On remand, before the new trial could take place, the defendants “renewed their original motion for summary judgment based upon Kentucky’s no-action statute, KRS § 413.135.” Memorandum Opinion and Order, Wilhoit, J., p. 2. To understand the question referred to us regarding KRS § 413.135 some additional background information, gleaned from the Sixth Circuit opinion, is necessary.
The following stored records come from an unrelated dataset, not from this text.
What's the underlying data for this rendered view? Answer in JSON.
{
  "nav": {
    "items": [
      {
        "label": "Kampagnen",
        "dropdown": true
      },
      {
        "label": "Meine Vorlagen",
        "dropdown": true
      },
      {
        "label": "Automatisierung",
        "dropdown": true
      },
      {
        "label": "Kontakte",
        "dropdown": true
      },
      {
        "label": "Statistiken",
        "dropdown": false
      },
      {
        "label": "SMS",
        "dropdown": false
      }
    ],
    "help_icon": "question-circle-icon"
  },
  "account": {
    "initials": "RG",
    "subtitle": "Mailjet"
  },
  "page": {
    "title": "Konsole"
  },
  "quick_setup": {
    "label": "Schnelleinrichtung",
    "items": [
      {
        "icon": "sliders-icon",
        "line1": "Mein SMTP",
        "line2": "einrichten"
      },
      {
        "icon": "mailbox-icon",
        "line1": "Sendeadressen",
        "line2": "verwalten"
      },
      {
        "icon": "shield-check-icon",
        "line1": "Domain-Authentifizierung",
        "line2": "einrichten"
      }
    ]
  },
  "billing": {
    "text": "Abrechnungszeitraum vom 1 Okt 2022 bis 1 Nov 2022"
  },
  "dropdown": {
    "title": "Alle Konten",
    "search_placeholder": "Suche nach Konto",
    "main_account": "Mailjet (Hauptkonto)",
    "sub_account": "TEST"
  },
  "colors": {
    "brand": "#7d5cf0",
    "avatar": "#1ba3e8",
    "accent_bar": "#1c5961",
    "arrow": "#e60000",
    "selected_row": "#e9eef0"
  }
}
Before the first trial took place the defendants had moved for a summary judgment based on KRS 413.135, claiming the aluminum wire which they manufactured was subject to the protection of Kentucky’s “no-action” statute when installed as a component of the supper club since it was an improvement to real property. The Sixth Circuit recites:

“The trial judge denied defendants’ motions, finding the statute did not apply to those providing materials for construction projects. He determined that the statute should be narrowly construed because application of the statute would work a harsh result on those whose claim was barred without notice, and because the class of persons to whom the statute applies is uncertain. Since the judge did not view defendants as among the class of persons either named or intended to be protected by the statute, he found it unnecessary to decide whether the statute was offensive to Ky. Const. §§ 14, 54 and 241. At least at this juncture of the proceedings, we agree with the result reached by the trial judge, but not necessarily with his reasoning.” 695 F.2d at 223-224.

The Sixth Circuit affirmed the decision of the trial judge on this point, but did so on the basis that our Court, in Saylor v. Hall, Ky, 497 S.W.2d 218 (1973), “... considered the constitutional defects of section 413.-135” and “concluded that, because section 413.130 (now KRS 413.135) could cut off a common law right to recovery before a cause of action even accrues, it violated Ky. Const. §§ 14, 54 and 241.” The court quoted from Saylor v. Hall, supra, 497 S.W.2d at 224:

“The statutory expressions as they relate to actions based on negligence perform an abortion on the right of action, not in the first trimester, but before conception.” 695 F.2d at 226.